As the business owner, the worst thing that can happen is you don’t land the client, or the client fires you. Difference is, it’s not 100% of your income on the line. Ironically, when you’re liberated from this fear, in the end you come up with more innovative, better quality products and services.

 

That said, this is typically where people go “if you keep failing, you’ll go out of business.” There’s truth to that, if you never evolve and learn from the mistakes, you’re certainly destined to go out of business. Businesses who didn’t adapt to the internet and went out of business when COVID hit certainly learned that lesson the hard way.

 

But a big part of being a business owner is being innovative enough to be able to pivot, evolve and change dynamically enough to prevent that from happening. The idea here isn’t to fear the failure, but to be able to embrace it and grow.

 

Business Ownership is All About Growth.

 

Growth financially, yes. But growth personally is the biggest benefit. You’ve always got to be personally growing, learning, improving, evolving. There’s excitement to that. The market you operate in basically demands that you continually evolve and adapt. 

 

The people who can’t evolve and adapt go out of business.

 

The ones that are able to evolve and adapt become market leaders and reap the rewards. 

 

It’s as simple as that. 

 

Conclusion - Is Business Ownership Right For You?

 

In the end, business ownership is a way of life that most anyone can benefit from, but not everyone is suitable for. Everyone has the talent to do it. Knowledge isn’t a prerequisite (some of the most successful business owners aren’t the smartest). Being able to grow and embrace change is the biggest skillset you need to prosper.

 

  1. In the beginning, income from business will be less than as a salaried employee. Over time as your business grows and expands and you evolve, business owner income rapidly outpaces employees. 

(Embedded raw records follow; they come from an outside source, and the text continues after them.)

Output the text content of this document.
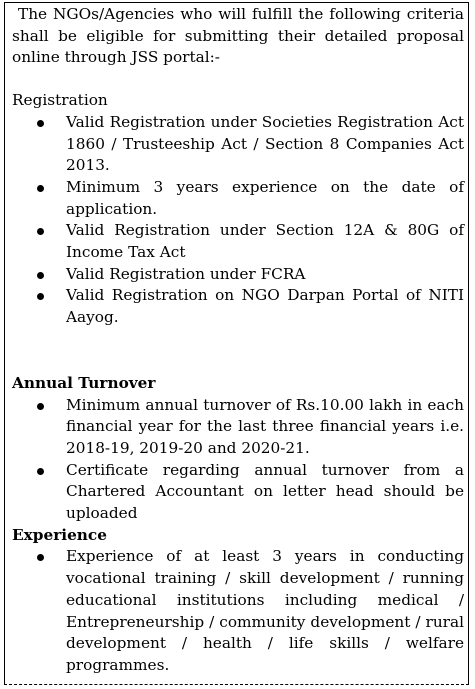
The NGOs/Agencies who will fulfill the following criteria shall be eligible for submitting their detailed proposal online through JSS portal:-

Registration
Valid Registration under Societies Registration Act 1860 / Trusteeship Act / Section 8 Companies Act 2013.
Minimum 3 years experience on the date of application.
Valid Registration under Section 12A & 80G of Income Tax Act
Valid Registration under FCRA
Valid Registration on NGO Darpan Portal of NITI Aayog.
Annual Turnover
Minimum annual turnover of Rs.10.00 lakh in each financial year for the last three financial years i.e. 2018-19, 2019-20 and 2020-21.
Certificate regarding annual turnover from a Chartered Accountant on letter head should be uploaded
Experience
Experience of at least 3 years in conducting vocational training / skill development / running educational institutions including medical / Entrepreneurship / community development / rural development / health / life skills / welfare programmes.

  2. Business ownership means more responsibility. You own the show. It’s on you. If you find that empowering, then you’ll do well. If that’s stressful, probably not so much.

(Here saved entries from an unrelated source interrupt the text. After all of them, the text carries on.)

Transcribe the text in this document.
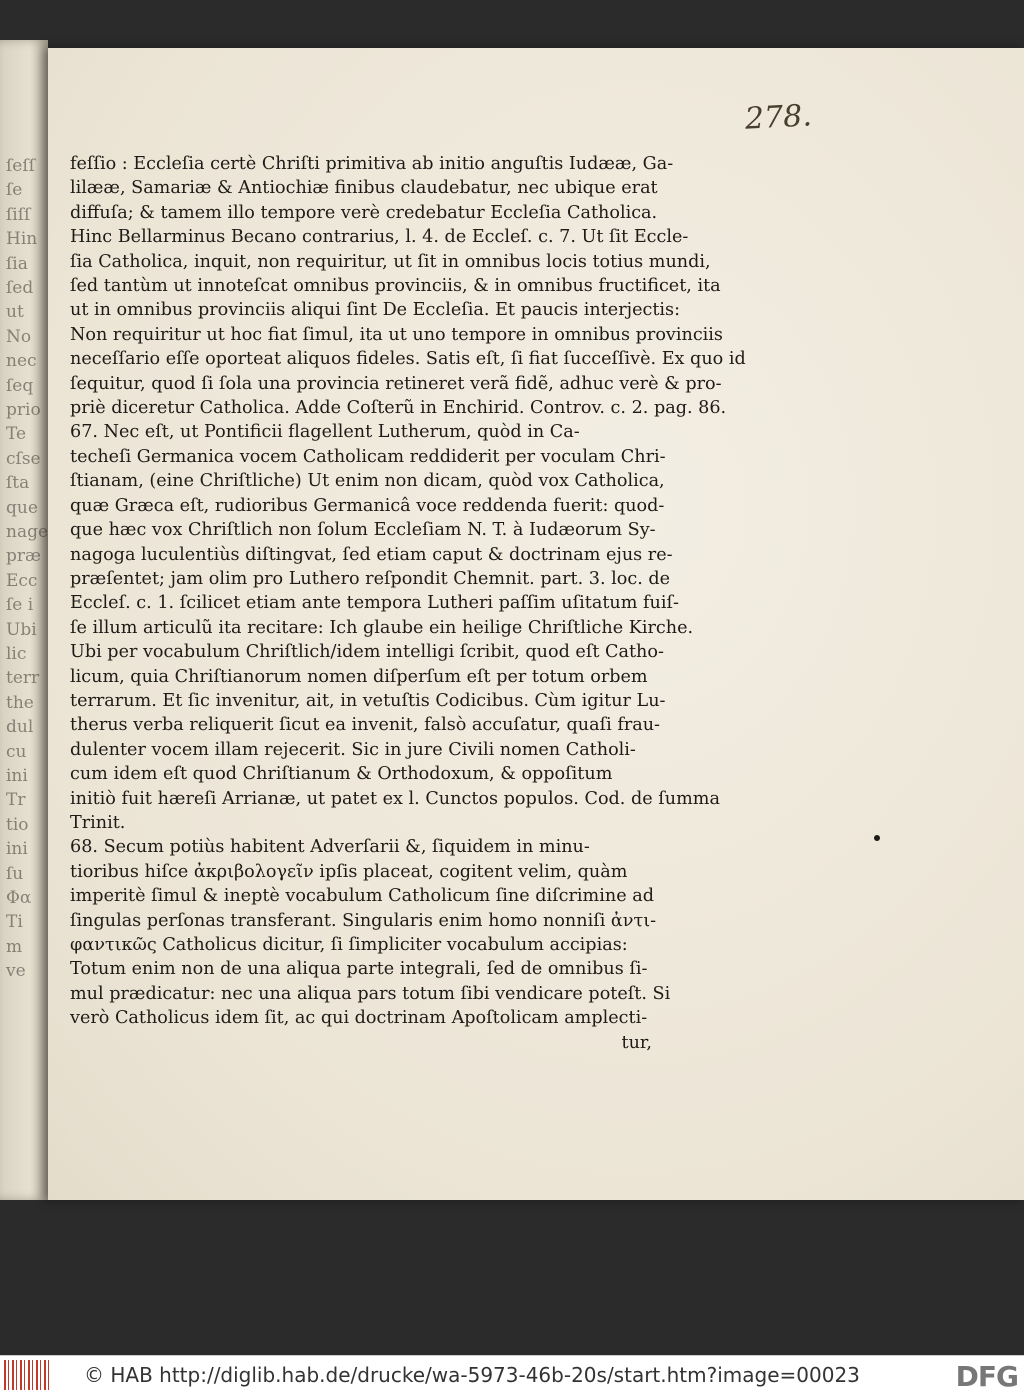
ſeſſ
ſe
ſiſſ
Hin
ſia
ſed
ut
No
nec
ſeq
prio
Te
cſse
ſta
que
nage
præ
Ecc
ſe i
Ubi
lic
terr
the
dul
cu
ini
Tr
tio
ini
ſu
Φα
Ti
m
ve
278.
feſſio : Eccleſia certè Chriſti primitiva ab initio anguſtis Iudææ, Ga-
lilææ, Samariæ & Antiochiæ finibus claudebatur, nec ubique erat
diffuſa; & tamem illo tempore verè credebatur Eccleſia Catholica.
Hinc Bellarminus Becano contrarius, l. 4. de Eccleſ. c. 7. Ut ſit Eccle-
ſia Catholica, inquit, non requiritur, ut ſit in omnibus locis totius mundi,
ſed tantùm ut innoteſcat omnibus provinciis, & in omnibus fructificet, ita
ut in omnibus provinciis aliqui ſint De Eccleſia. Et paucis interjectis:
Non requiritur ut hoc fiat ſimul, ita ut uno tempore in omnibus provinciis
neceſſario eſſe oporteat aliquos fideles. Satis eſt, ſi fiat ſucceſſivè. Ex quo id
ſequitur, quod ſi ſola una provincia retineret verã fidẽ, adhuc verè & pro-
priè diceretur Catholica. Adde Coſterũ in Enchirid. Controv. c. 2. pag. 86.
67. Nec eſt, ut Pontificii flagellent Lutherum, quòd in Ca-
techeſi Germanica vocem Catholicam reddiderit per voculam Chri-
ſtianam, (eine Chriſtliche) Ut enim non dicam, quòd vox Catholica,
quæ Græca eſt, rudioribus Germanicâ voce reddenda fuerit: quod-
que hæc vox Chriſtlich non ſolum Eccleſiam N. T. à Iudæorum Sy-
nagoga luculentiùs diſtingvat, ſed etiam caput & doctrinam ejus re-
præſentet; jam olim pro Luthero reſpondit Chemnit. part. 3. loc. de
Eccleſ. c. 1. ſcilicet etiam ante tempora Lutheri paſſim uſitatum fuiſ-
ſe illum articulũ ita recitare: Ich glaube ein heilige Chriſtliche Kirche.
Ubi per vocabulum Chriſtlich/idem intelligi ſcribit, quod eſt Catho-
licum, quia Chriſtianorum nomen diſperſum eſt per totum orbem
terrarum. Et ſic invenitur, ait, in vetuſtis Codicibus. Cùm igitur Lu-
therus verba reliquerit ſicut ea invenit, falsò accuſatur, quaſi frau-
dulenter vocem illam rejecerit. Sic in jure Civili nomen Catholi-
cum idem eſt quod Chriſtianum & Orthodoxum, & oppoſitum
initiò fuit hæreſi Arrianæ, ut patet ex l. Cunctos populos. Cod. de ſumma
Trinit.
68. Secum potiùs habitent Adverſarii &, ſiquidem in minu-
tioribus hiſce ἀκριβολογεῖν ipſis placeat, cogitent velim, quàm
imperitè ſimul & ineptè vocabulum Catholicum ſine diſcrimine ad
ſingulas perſonas transferant. Singularis enim homo nonniſi ἀντι-
φαντικῶς Catholicus dicitur, ſi ſimpliciter vocabulum accipias:
Totum enim non de una aliqua parte integrali, ſed de omnibus ſi-
mul prædicatur: nec una aliqua pars totum ſibi vendicare poteſt. Si
verò Catholicus idem ſit, ac qui doctrinam Apoſtolicam amplecti-
tur,
© HAB http://diglib.hab.de/drucke/wa-5973-46b-20s/start.htm?image=00023	DFG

  3. Know what truly stresses you. For me, it’s infinitely more stressful working for someone else and operating out of a primal fear for my job than it is to spend all my time working on my business in everything from accounting to marketing. 

 

You’ve got to decide which one are you more comfortable with: freedom and the responsibility it comes with, mixed with some uncertainty and needing to be a bit of a jack of all trades or consistent certain pay, focus on one or two areas, and being a ‘part of’ someone else’s machine.

 

Whichever you’re most comfortable with, that’s where you should be. Either way works as long as you make it work for you and get the maximum enjoyment out of life. It’s too damn short otherwise.